Figures published by the Daily Mail after a Freedom of Information request show that over a third (37%) of the dentists struck off over the last three years qualified elsewhere in Europe, whilst dentists from abroad make up only 16% of the dental workforce in the UK.
The Daily Mail claims experts have pointed to the language barrier as a reason for more dentists being struck off from Europe, with the EU preventing checks on their ability to speak English.

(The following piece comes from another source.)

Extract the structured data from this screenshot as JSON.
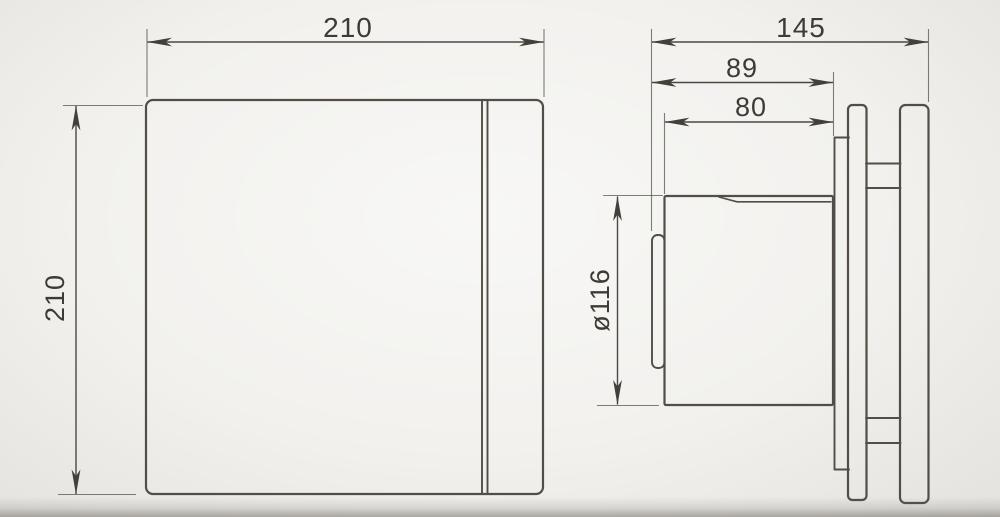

‘We are committed to ensuring that only those dental professionals who demonstrate the necessary knowledge of the English language are able to treat patients in the UK,’ Ian Brack, interim chief executive of the General Dental Council (GDC), said.
The GDC has received new powers to check the English language competence of any new dentist before they can practise.
Powers to check dentists’ and dental care professionals’ language skills came into force on the 1 April, meaning all applicants will now need to give evidence of their ability to communicate effectively in spoken and written English before being allowed onto the GDC’s register.
However, dental professionals who qualify in a country where English is the first or native language won’t routinely need to show any evidence about their knowledge of English.
‘Our standards make it very clear that written and spoken English must be of a standard that enables them to be able to communicate effectively with patients,’ Ian Brack continued.
‘We now have new powers to check the English language competency of any new dentist or dental care professional before they are allowed patient contact.
‘If they do not demonstrate the necessary competence, they will not be registered.
‘This change will help to assure the public the treatment they receive is provided by a qualified and trained dental professional who has sufficient knowledge of the English language to practise in the UK.’